The defense presented numerous other character witnesses — some by live testimony and others by stipulated testimony. Also, numerous exhibits evidencing good character were admitted. Among the live witnesses were the appellant’s wife, a brigadier general who knew the appellant during his officers’ basic course, an Air Force lieutenant colonel who had served with the appellant for six weeks in 1976, and a major and four noncommissioned officers who were currently serving with the appellant.

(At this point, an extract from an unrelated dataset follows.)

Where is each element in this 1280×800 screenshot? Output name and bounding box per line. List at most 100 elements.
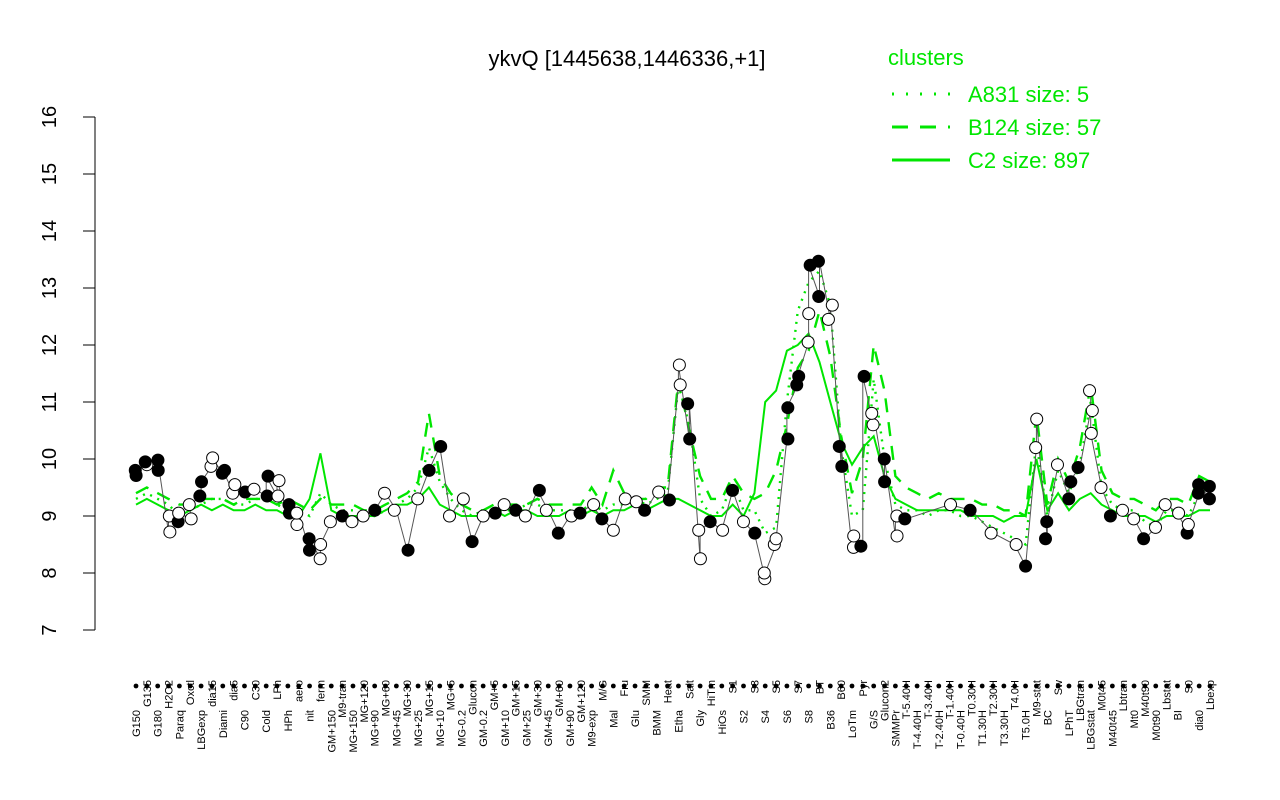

The basic rule for determining whether an accused is entitled under the Sixth Amendment to the production of witnesses is that their testimony must be material and noncumulative. United States v. Williams, 3 M.J. 239, 243 (C.M.A.1977); United States v. Carpenter, 1 M.J. 384 (C.M. A.1976). See United States v. Tangpuz, 5 M.J. 426 (C.M.A.1978). If the criteria for production are met, the compelled stipulation of their testimony is not an adequate substitute for the personal appearance of the witnesses. Carpenter, supra, at 386. However, a defense witness whose testimony, albeit material, is merely cumulative need not be produced by the government.

The testimony of the two character witnesses was merely cumulative; their testimony was well supplemented by the testimony of others. In view of the live testimony presented, the stipulated testimony, and the extensive documentary evidence, we hold that the military judge did not abuse his discretion in denying the defense [910]*910request for production of these two witnesses.

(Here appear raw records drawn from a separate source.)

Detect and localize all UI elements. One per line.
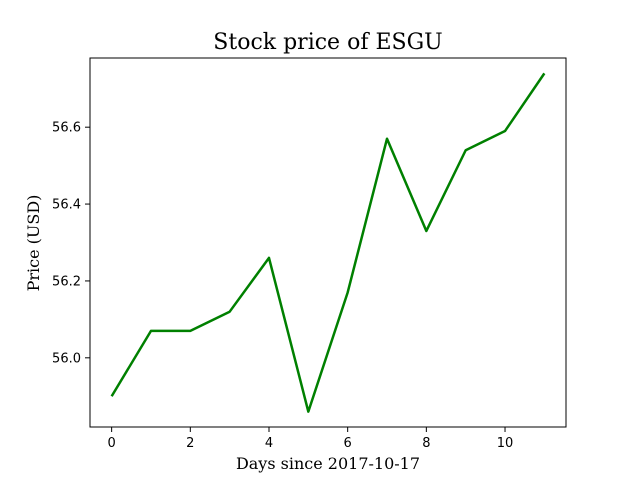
x-tick-label: 6 — [344, 436, 352, 451]
y-axis-label: Price (USD) — [24, 195, 43, 292]
y-tick-label: 56.6 — [52, 121, 81, 136]
x-tick-label: 0 — [107, 436, 115, 451]
x-tick-label: 4 — [265, 436, 273, 451]
series-line — [110, 72, 546, 413]
chart-title: Stock price of ESGU — [213, 30, 442, 55]
y-tick-label: 56.2 — [52, 274, 81, 289]
x-tick-label: 2 — [186, 436, 194, 451]
plot-frame — [89, 57, 567, 428]
y-tick-label: 56.4 — [52, 198, 81, 213]
y-tick-label: 56.0 — [52, 351, 81, 366]
x-tick-label: 8 — [422, 436, 430, 451]
x-tick-label: 10 — [497, 436, 514, 451]
plot-area: 0 2 4 6 8 10 56.0 56.2 56.4 56.6 — [52, 72, 546, 451]
x-axis-label: Days since 2017-10-17 — [236, 454, 420, 473]
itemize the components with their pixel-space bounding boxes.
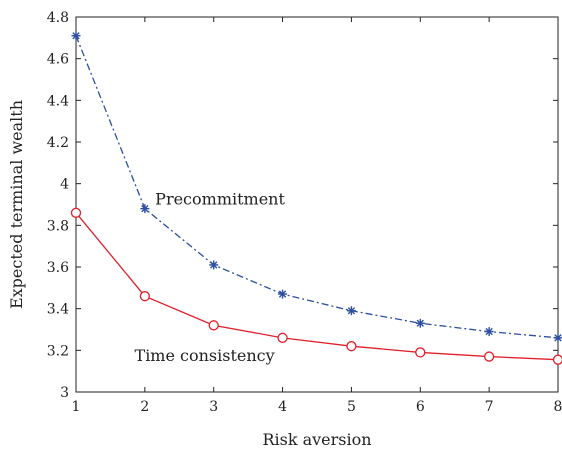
x-axis-ticks: 1 2 3 4 5 6 7 8 — [72, 17, 562, 415]
data-point — [70, 207, 82, 218]
data-point — [278, 289, 288, 299]
series-layer — [70, 31, 562, 365]
plot-area: 1 2 3 4 5 6 7 8 3 3.2 3.4 3.6 3.8 4 4.2 4.4 4.6 4.8 Prec… — [47, 10, 562, 415]
plot-frame — [75, 16, 559, 393]
x-tick-label: 2 — [140, 399, 149, 415]
annotation-label: Precommitment — [155, 190, 285, 209]
data-point — [208, 320, 219, 331]
data-point — [415, 347, 426, 358]
y-axis-ticks: 3 3.2 3.4 3.6 3.8 4 4.2 4.4 4.6 4.8 — [47, 10, 558, 401]
annotation-layer: Precommitment Time consistency — [135, 190, 286, 365]
data-point — [277, 332, 288, 343]
y-tick-label: 3.6 — [47, 260, 69, 276]
y-tick-label: 4.2 — [47, 135, 69, 151]
data-point — [484, 327, 494, 337]
x-tick-label: 5 — [347, 399, 356, 415]
data-point — [553, 333, 562, 343]
series-line — [75, 35, 559, 339]
x-tick-label: 8 — [554, 399, 562, 415]
annotation-label: Time consistency — [135, 346, 275, 365]
x-axis-label: Risk aversion — [262, 430, 371, 449]
data-point — [415, 318, 425, 328]
data-point — [552, 354, 562, 365]
x-tick-label: 4 — [278, 399, 287, 415]
data-point — [71, 31, 81, 41]
data-point — [346, 306, 356, 316]
y-tick-label: 3.2 — [47, 343, 69, 359]
y-tick-label: 3.4 — [47, 302, 69, 318]
y-tick-label: 4 — [60, 177, 69, 193]
series-2 — [70, 207, 562, 365]
data-point — [346, 341, 357, 352]
y-tick-label: 4.4 — [47, 93, 69, 109]
y-tick-label: 3.8 — [47, 218, 69, 234]
x-tick-label: 6 — [416, 399, 425, 415]
y-tick-label: 3 — [60, 385, 69, 401]
x-tick-label: 1 — [72, 399, 81, 415]
data-point — [209, 260, 219, 270]
y-tick-label: 4.6 — [47, 52, 69, 68]
data-point — [483, 351, 495, 362]
y-axis-label: Expected terminal wealth — [7, 100, 26, 309]
data-point — [139, 291, 151, 302]
y-tick-label: 4.8 — [47, 10, 69, 26]
x-tick-label: 7 — [485, 399, 494, 415]
data-point — [140, 204, 150, 214]
x-tick-label: 3 — [209, 399, 218, 415]
series-line — [75, 212, 559, 361]
series-1 — [71, 31, 562, 343]
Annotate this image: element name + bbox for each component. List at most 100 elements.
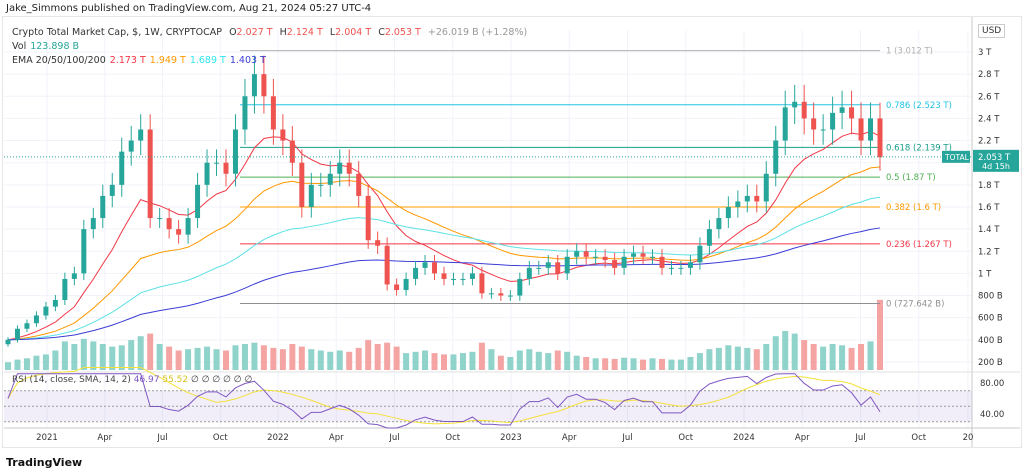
price-tick-label: 2.4 T bbox=[978, 114, 1000, 124]
candle-body bbox=[706, 229, 712, 246]
volume-bar bbox=[298, 346, 305, 370]
candle-body bbox=[593, 256, 599, 258]
currency-button[interactable]: USD bbox=[978, 24, 1006, 38]
volume-bar bbox=[213, 349, 220, 370]
ema200-line bbox=[7, 227, 881, 341]
candle-body bbox=[650, 256, 656, 258]
volume-bar bbox=[659, 358, 665, 370]
candle-body bbox=[697, 245, 703, 263]
rsi-tick-label: 40.00 bbox=[980, 410, 1004, 420]
ema200-value: 1.403 T bbox=[229, 55, 266, 66]
volume-bar bbox=[488, 349, 495, 370]
candle-body bbox=[166, 218, 172, 230]
price-tick-label: 1.4 T bbox=[978, 225, 1000, 235]
candle-body bbox=[631, 253, 637, 257]
rsi-label: RSI (14, close, SMA, 14, 2) bbox=[12, 375, 131, 385]
price-tick-label: 1.8 T bbox=[978, 181, 1000, 191]
candle-body bbox=[450, 278, 456, 280]
volume-bar bbox=[147, 333, 154, 370]
candle-body bbox=[62, 278, 68, 300]
candle-body bbox=[479, 273, 485, 294]
rsi-tick-label: 80.00 bbox=[980, 379, 1004, 389]
candle-body bbox=[394, 284, 400, 291]
candle-body bbox=[782, 107, 788, 141]
volume-bar bbox=[5, 362, 11, 370]
candle-body bbox=[147, 129, 153, 219]
time-tick-label: 2024 bbox=[733, 433, 755, 443]
candle-body bbox=[621, 256, 627, 268]
close-label: C bbox=[378, 27, 385, 38]
volume-bar bbox=[848, 347, 855, 370]
candle-body bbox=[811, 118, 817, 130]
volume-bar bbox=[270, 347, 277, 370]
volume-bar bbox=[232, 345, 239, 370]
volume-bar bbox=[118, 345, 125, 370]
volume-bar bbox=[573, 355, 580, 370]
volume-bar bbox=[507, 357, 514, 370]
tradingview-logo: TradingView bbox=[6, 456, 82, 469]
volume-bar bbox=[279, 349, 286, 370]
rsi-placeholders: ∅ ∅ ∅ ∅ ∅ ∅ bbox=[191, 375, 253, 385]
price-tick-label: 1.2 T bbox=[978, 247, 1000, 257]
candle-body bbox=[564, 256, 570, 274]
fib-level-label: 0.618 (2.139 T) bbox=[886, 143, 952, 153]
volume-bar bbox=[602, 358, 609, 370]
ema100-line bbox=[7, 196, 881, 341]
vol-value: 123.898 B bbox=[30, 41, 80, 52]
volume-bar bbox=[725, 345, 732, 370]
high-value: 2.124 T bbox=[286, 27, 323, 38]
last-price-tag bbox=[973, 149, 1019, 172]
candle-body bbox=[128, 140, 134, 152]
volume-bar bbox=[516, 350, 523, 370]
candle-body bbox=[488, 293, 494, 295]
candle-body bbox=[735, 201, 741, 207]
volume-bar bbox=[260, 345, 267, 370]
volume-bar bbox=[810, 344, 817, 370]
high-label: H bbox=[279, 27, 287, 38]
price-tick-label: 2.2 T bbox=[978, 137, 1000, 147]
candle-body bbox=[52, 299, 58, 307]
candle-body bbox=[744, 195, 750, 202]
volume-bar bbox=[251, 342, 258, 370]
price-tick-label: 200 B bbox=[978, 358, 1003, 368]
rsi-line bbox=[7, 373, 881, 429]
volume-bar bbox=[640, 359, 647, 370]
fib-level-label: 0.236 (1.267 T) bbox=[886, 240, 952, 250]
candle-body bbox=[327, 173, 333, 185]
time-tick-label: Jul bbox=[156, 433, 167, 443]
candle-body bbox=[384, 245, 390, 285]
rsi-legend: RSI (14, close, SMA, 14, 2) 46.97 55.52 … bbox=[12, 375, 252, 385]
volume-bar bbox=[791, 333, 798, 370]
candle-body bbox=[792, 101, 798, 108]
ema20-line bbox=[7, 130, 881, 341]
ema50-line bbox=[7, 166, 881, 341]
candle-body bbox=[432, 262, 438, 274]
price-tick-label: 2.8 T bbox=[978, 70, 1000, 80]
candle-body bbox=[43, 306, 49, 316]
price-tick-label: 600 B bbox=[978, 314, 1003, 324]
volume-bar bbox=[109, 346, 116, 370]
chart-frame bbox=[2, 16, 1022, 448]
volume-bar bbox=[355, 347, 362, 370]
candle-body bbox=[801, 101, 807, 119]
volume-bar bbox=[706, 349, 713, 370]
symbol-tag-label: TOTAL bbox=[944, 153, 970, 162]
candle-body bbox=[223, 162, 229, 174]
time-tick-label: Apr bbox=[329, 433, 344, 443]
volume-bar bbox=[175, 350, 182, 370]
candle-body bbox=[81, 229, 87, 274]
volume-bar bbox=[23, 358, 30, 370]
candle-body bbox=[754, 195, 760, 202]
time-tick-label: 2021 bbox=[36, 433, 58, 443]
candle-body bbox=[280, 129, 286, 141]
open-value: 2.027 T bbox=[236, 27, 273, 38]
candle-body bbox=[498, 293, 504, 296]
time-tick-label: 20 bbox=[963, 433, 974, 443]
candle-body bbox=[289, 140, 295, 163]
volume-bar bbox=[858, 344, 865, 370]
candle-body bbox=[100, 195, 106, 219]
volume-bar bbox=[478, 342, 485, 370]
volume-bar bbox=[554, 350, 561, 370]
candle-body bbox=[545, 262, 551, 268]
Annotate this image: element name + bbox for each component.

The remaining witness, a Staff Sergeant Chadwell, was expected to testify that a prime government witness had a motive to falsify his testimony. Sergeant Chadwell’s testimony would be both material and independent of any other testimony. The defense request for his production, however, was untimely, having been made only after the government had rested.2 The defense had known of Sergeant Chad-well’s expected testimony for two months prior to trial. The defense assertion of surprise that the accomplice was to testify is unfounded as the witness was granted immunity before trial and could reasonably have been expected to be called as a government witness.

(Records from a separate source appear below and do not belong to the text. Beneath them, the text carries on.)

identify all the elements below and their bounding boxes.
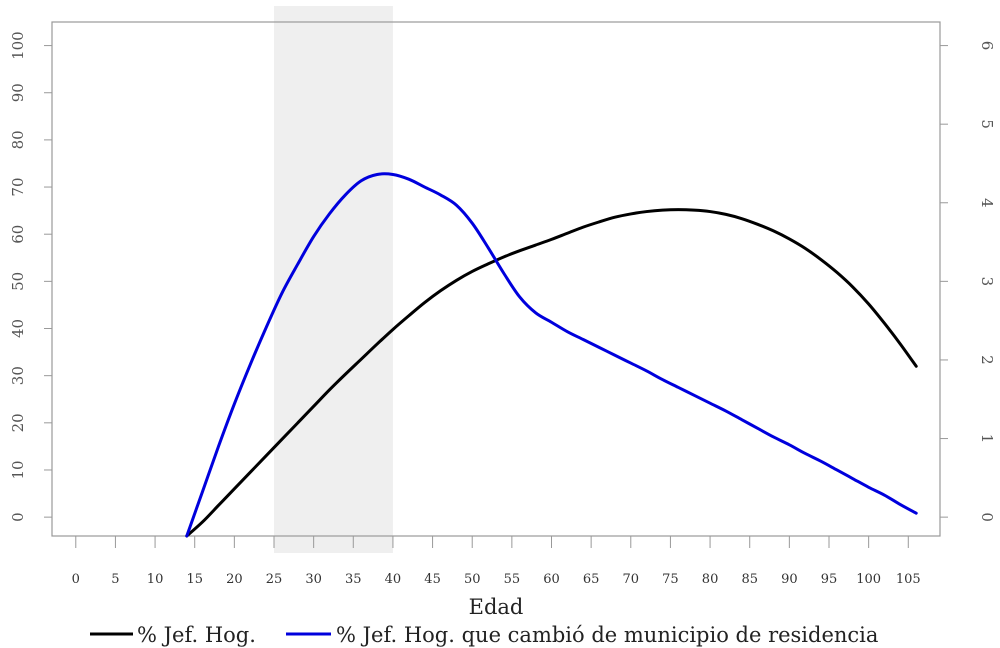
x-tick-label: 0: [72, 572, 80, 587]
series-line-jef-hog-cambio-municipio: [185, 172, 918, 538]
legend-label: % Jef. Hog. que cambió de municipio de r…: [336, 623, 878, 647]
x-tick-label: 5: [111, 572, 119, 587]
series-line-jef-hog: [185, 208, 918, 538]
legend-label: % Jef. Hog.: [137, 623, 256, 647]
x-tick-label: 85: [741, 572, 758, 587]
left-tick-label: 10: [9, 460, 27, 479]
x-tick-label: 55: [504, 572, 521, 587]
plot-frame: [51, 21, 941, 537]
right-axis: 0 1 2 3 4 5 6: [940, 41, 996, 522]
left-tick-label: 80: [9, 130, 27, 149]
x-tick-label: 80: [702, 572, 719, 587]
x-tick-label: 60: [543, 572, 560, 587]
x-tick-label: 20: [226, 572, 243, 587]
right-tick-label: 1: [978, 434, 996, 444]
left-tick-label: 50: [9, 272, 27, 291]
right-tick-label: 5: [978, 119, 996, 129]
left-tick-label: 20: [9, 413, 27, 432]
right-tick-label: 2: [978, 355, 996, 365]
x-tick-label: 100: [856, 572, 881, 587]
x-axis: 0 5 10 15 20 25 30 35 40 45 50 55 60 65 70 75 80 85 90 95 10…: [72, 536, 921, 587]
left-tick-label: 100: [9, 31, 27, 60]
right-tick-label: 0: [978, 512, 996, 522]
left-tick-label: 70: [9, 177, 27, 196]
shaded-age-band: [274, 6, 393, 553]
right-tick-label: 4: [978, 198, 996, 208]
x-tick-label: 35: [345, 572, 362, 587]
shaded-region: [274, 6, 393, 553]
x-tick-label: 45: [424, 572, 441, 587]
x-tick-label: 65: [583, 572, 600, 587]
x-tick-label: 75: [662, 572, 679, 587]
x-tick-label: 15: [186, 572, 203, 587]
left-tick-label: 40: [9, 319, 27, 338]
left-axis: 0 10 20 30 40 50 60 70 80 90 100: [9, 31, 52, 522]
x-tick-label: 40: [385, 572, 402, 587]
x-tick-label: 105: [896, 572, 921, 587]
right-tick-label: 3: [978, 277, 996, 287]
left-tick-label: 60: [9, 225, 27, 244]
left-tick-label: 0: [9, 512, 27, 522]
x-axis-title: Edad: [469, 595, 524, 619]
x-tick-label: 95: [821, 572, 838, 587]
left-tick-label: 30: [9, 366, 27, 385]
right-tick-label: 6: [978, 41, 996, 51]
x-tick-label: 25: [266, 572, 283, 587]
x-tick-label: 70: [623, 572, 640, 587]
left-tick-label: 90: [9, 83, 27, 102]
x-tick-label: 30: [305, 572, 322, 587]
legend: % Jef. Hog. % Jef. Hog. que cambió de mun…: [90, 623, 878, 647]
x-tick-label: 10: [147, 572, 164, 587]
x-tick-label: 90: [781, 572, 798, 587]
x-tick-label: 50: [464, 572, 481, 587]
series-lines: [185, 172, 918, 538]
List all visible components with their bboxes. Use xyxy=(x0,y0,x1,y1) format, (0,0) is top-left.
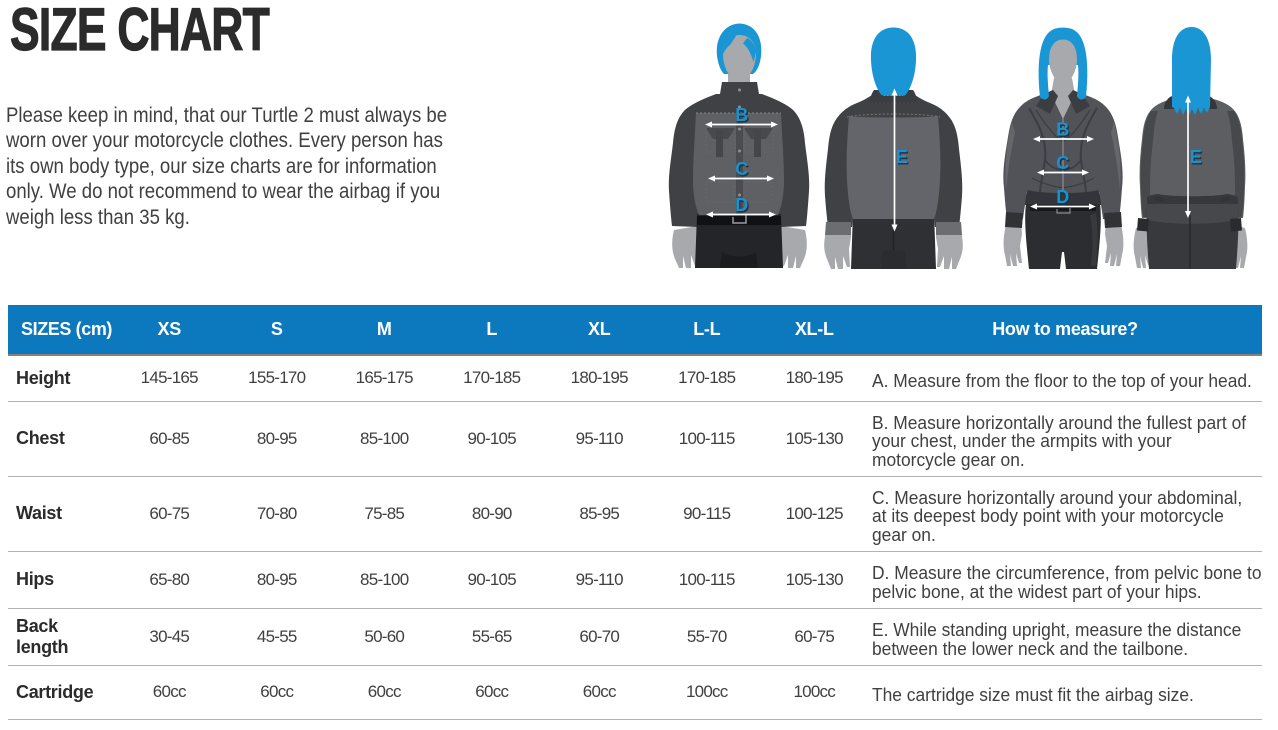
svg-text:E: E xyxy=(896,147,908,167)
svg-text:B: B xyxy=(1058,121,1071,141)
svg-text:D: D xyxy=(1058,189,1071,209)
svg-text:C: C xyxy=(1056,153,1069,173)
svg-text:B: B xyxy=(735,105,748,125)
svg-text:B: B xyxy=(737,107,750,127)
svg-text:C: C xyxy=(1058,155,1071,175)
svg-text:D: D xyxy=(735,195,748,215)
svg-text:D: D xyxy=(737,197,750,217)
svg-text:E: E xyxy=(1190,147,1202,167)
svg-text:B: B xyxy=(1056,120,1069,140)
svg-text:E: E xyxy=(897,149,909,169)
svg-text:C: C xyxy=(735,159,748,179)
svg-text:D: D xyxy=(1056,187,1069,207)
svg-text:E: E xyxy=(1191,149,1203,169)
svg-text:C: C xyxy=(737,161,750,181)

The timeliness of a defense request for a witness may be considered by the military judge, although untimeliness per se is not a grounds for denying a request for a witness whose testimony is material and noncumulative. See United States v. Green, 2 M.J. 823 (A.C.M.R.1976). As the Court of Military Appeals noted in United States v. Hawkins, 6 U.S.C.M.A. 135, 142, 19 C.M.R. 261, 268 (1955), the “touchstone for untimeliness should be whether the request is delayed unnecessarily until such a time as to interfere with the orderly prosecution of the case.” See United States v. Qualls, 9 M.J. 662 (N.C.M.R.1980).

Our reading of the record convinces us that the defense delay in requesting the witness was such as to interfere with the orderly prosecution of this case. As no good cause was shown for the delay, we find that the judge did not abuse his discretion in denying production of the witness. Even if we were to hold that the judge erred, reversal is not required as we are convinced beyond a reasonable doubt that production of the witness would not have benefitted the appellant in view of the overwhelming credible evidence of guilt.3

Ill

The appellant also asserts that the military judge improperly denied a defense challenge to two court members. The first member was a special court-martial convening authority with a close professional relationship with the trial counsel.4 The court member stated he had a high regard for the judgment and advice of the trial counsel and that the trial counsel had obtained convictions in all eighty of the courts-martial he had convened. However, he also stated in essence that the relationship he had with the trial counsel would not affect his presumption of the appellant’s innocence, his ability to abide by the military judge’s instructions, or his determination to base his decision on the evidence presented. He added that even though he was a convening authority, he did not believe that the appellant’s presence in court indicated he must be guilty of something.

While we discourage the practice of detailing a convening authority to courts-martial where he has a close professional relationship with the trial counsel, the practice does not provide a ground per se for challenge. United States v. Baker, 2 M.J. 773, 776 (A.C.M.R.1976).